Writing this book helped me think about how my life has been affected by my ancestor’s choices and how the choices I’m making today, even the small ones, will affect my lineage.

Writing the story helped me put things into perspective for my own life. The things I struggle with today, I consider what it was like for them over 150 years ago and realize I’ve got it easy, and I have it easy because of them and the sacrifices they made and how far medicine and technology has come.

One of the challenges that Ane Marie had to face was the loss of some of her children to a disease called diphtheria because back then they didn’t know about germs, and have proper medical care to treat illnesses.

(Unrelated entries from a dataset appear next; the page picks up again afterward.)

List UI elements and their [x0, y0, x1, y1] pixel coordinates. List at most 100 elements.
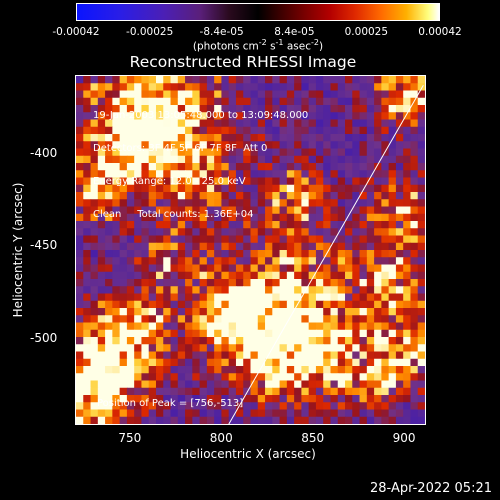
heatmap-cell	[243, 90, 252, 99]
heatmap-cell	[192, 337, 201, 345]
heatmap-cell	[185, 329, 193, 338]
heatmap-cell	[294, 148, 302, 157]
heatmap-cell	[192, 177, 201, 186]
heatmap-cell	[83, 141, 92, 150]
heatmap-cell	[90, 366, 99, 374]
heatmap-cell	[395, 250, 404, 258]
heatmap-cell	[410, 90, 419, 99]
heatmap-cell	[359, 83, 368, 92]
heatmap-cell	[185, 279, 193, 287]
heatmap-cell	[366, 315, 375, 324]
heatmap-cell	[214, 293, 223, 302]
heatmap-cell	[315, 286, 324, 295]
heatmap-cell	[388, 402, 397, 411]
heatmap-cell	[155, 402, 164, 411]
heatmap-cell	[286, 373, 295, 382]
heatmap-cell	[330, 271, 339, 280]
heatmap-cell	[206, 308, 215, 316]
heatmap-cell	[315, 184, 324, 193]
heatmap-cell	[97, 409, 106, 418]
heatmap-cell	[315, 337, 324, 345]
heatmap-cell	[119, 148, 128, 157]
heatmap-cell	[214, 119, 223, 128]
heatmap-cell	[330, 228, 339, 237]
heatmap-cell	[199, 112, 208, 121]
heatmap-cell	[265, 300, 273, 309]
heatmap-cell	[141, 250, 150, 258]
heatmap-cell	[155, 134, 164, 142]
heatmap-cell	[243, 177, 252, 186]
heatmap-cell	[76, 90, 84, 99]
heatmap-cell	[126, 351, 135, 360]
heatmap-cell	[265, 228, 273, 237]
heatmap-cell	[206, 177, 215, 186]
heatmap-cell	[170, 235, 179, 244]
heatmap-cell	[345, 76, 353, 84]
heatmap-cell	[97, 358, 106, 367]
heatmap-cell	[366, 322, 375, 331]
heatmap-cell	[134, 112, 143, 121]
heatmap-cell	[359, 119, 368, 128]
heatmap-cell	[76, 409, 84, 418]
heatmap-cell	[279, 134, 288, 142]
heatmap-cell	[272, 221, 281, 229]
heatmap-cell	[83, 387, 92, 396]
heatmap-cell	[272, 366, 281, 374]
heatmap-cell	[155, 90, 164, 99]
heatmap-cell	[374, 242, 382, 251]
heatmap-cell	[352, 344, 361, 353]
heatmap-cell	[337, 119, 346, 128]
heatmap-cell	[272, 271, 281, 280]
heatmap-cell	[294, 293, 302, 302]
heatmap-cell	[323, 409, 332, 418]
heatmap-cell	[243, 97, 252, 106]
heatmap-cell	[90, 279, 99, 287]
heatmap-cell	[330, 112, 339, 121]
heatmap-cell	[374, 213, 382, 222]
heatmap-cell	[366, 97, 375, 106]
heatmap-cell	[243, 373, 252, 382]
heatmap-cell	[155, 308, 164, 316]
heatmap-cell	[90, 126, 99, 135]
heatmap-cell	[83, 257, 92, 266]
heatmap-cell	[83, 315, 92, 324]
heatmap-cell	[119, 300, 128, 309]
heatmap-cell	[83, 83, 92, 92]
heatmap-cell	[301, 329, 310, 338]
heatmap-cell	[163, 199, 172, 208]
heatmap-cell	[199, 126, 208, 135]
heatmap-cell	[272, 76, 281, 84]
heatmap-cell	[337, 366, 346, 374]
heatmap-cell	[192, 206, 201, 215]
heatmap-cell	[315, 141, 324, 150]
heatmap-cell	[76, 380, 84, 389]
heatmap-cell	[417, 76, 425, 84]
heatmap-cell	[185, 271, 193, 280]
heatmap-cell	[221, 358, 230, 367]
heatmap-cell	[177, 358, 186, 367]
heatmap-cell	[83, 213, 92, 222]
heatmap-cell	[177, 126, 186, 135]
heatmap-cell	[134, 380, 143, 389]
heatmap-cell	[250, 293, 259, 302]
heatmap-cell	[83, 380, 92, 389]
heatmap-cell	[374, 257, 382, 266]
heatmap-cell	[199, 213, 208, 222]
heatmap-cell	[192, 141, 201, 150]
heatmap-cell	[199, 250, 208, 258]
heatmap-cell	[337, 192, 346, 200]
heatmap-cell	[243, 192, 252, 200]
heatmap-cell	[206, 402, 215, 411]
heatmap-cell	[221, 387, 230, 396]
heatmap-cell	[308, 416, 317, 424]
heatmap-cell	[352, 264, 361, 273]
heatmap-cell	[155, 416, 164, 424]
heatmap-cell	[381, 337, 390, 345]
heatmap-cell	[417, 358, 425, 367]
heatmap-cell	[345, 177, 353, 186]
heatmap-cell	[163, 308, 172, 316]
heatmap-cell	[395, 373, 404, 382]
heatmap-cell	[185, 380, 193, 389]
heatmap-cell	[345, 402, 353, 411]
heatmap-cell	[185, 184, 193, 193]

Mike Ericksen decided to write his story because when he traveled around the country sharing this story at different speaking engagements, he saw that the story not only touched his life, but others as well. He had people come up to him and tell them how much the story affected them and so he wanted to allow this amazing story to be available to a larger audience.

The book is different from other handcart stories because it follows one little girls journey with her family and also talks about life after she settled including scenes up until her death in 1829. And it interweaves the spiritual experiences and realizations Mike and his family had about legacy and heritage, paralleling his journey beside his ancestors to show the result of their legacy.

This is more than just a handcart story; it really is a story about family.

The book is also historically accurate. We did a lot of research while writing it and have had historian’s check and double check it for us. There are some places where we didn’t have the information where we had to fill in the gaps of the research. But because this was such a pivotal time in American history there are a lot of things written on it.

One thing I loved about the book, and what inspired me to write it, was how they had a dream and followed their ideals, and when unexpected challenges came up they faced them head on as a family.

One of my favorite moments in the book is when Ole is about to get rid of all his children’s belongings by sinking them in the river while in Iowa City when he realizes he can’t take them with him. It’s a very powerful moment of sacrificing and letting go of his old life in order to embrace a new one. (Interesting to note that other people were sewing their items inside their skirt hems to hide them from their leaders so they wouldn’t have to get rid of them.)

The hardest part of the book to write was their climb up Rocky Ridge during a horrific snowstorm, they climbed on less food, many were very sick, and others did the climb barefoot. Their were so many beautiful stories I came across in my research and included in this chapter of women pulling the cart when their husbands were unable to; and young children carrying their even younger siblings up the mountain, some without shoes. It was very inspiring, but also hard to write.

Some unexpected things I came across in the research were:
-How dark and horrific the events were that some pioneers had to endure
-That some pioneers did in fact complain and question their faith. You hear the stories of the ones who had perfect faith, but that wasn’t everybody.
-Most of the pioneers had never slept outside our cooked food over a fire before.

One thing I wish was different about the book is I wish we could show you more of the story, which is why we’ve included some deleted scenes and essays that were included in the book on the web page. You can read these by purchasing a copy of the book and entering the keyword from the book.

Mike is a classical guitarist and included songs written by him and inspired by his ancestor’s journey in the book. Four songs have been selected to accompany the softcover and hardcover of the book.

The book is available with other media, including the award winning documentary Walking in Obedience: The Ole Madsen, which is available with the book, free, for a limited time.

Our iBook is interactive with images, additional information, music etc.

Sage Steadman became a licensed mental health therapist while pursuing her passion for writing. She is the author of the inspirational teen novel, Snowflake Obsidian: Memoir of a Cutter, written under her pen name, The Hippie. She has been heralded as a talented new writer who tackles her novels with a witty, raw and honest approach. She currently lives near Salt Lake City, Utah.

Mike Ericksen has been a devout student of the handcart pioneers ever since he learned of his family’s trek. An accomplished classical guitarist, Mike has produced films and music related to their stories including the documentary Walking in Obedience: The Ole Madsen Story, which was heralded a “historical masterpiece.” He is currently playing with the band Cedar Breaks.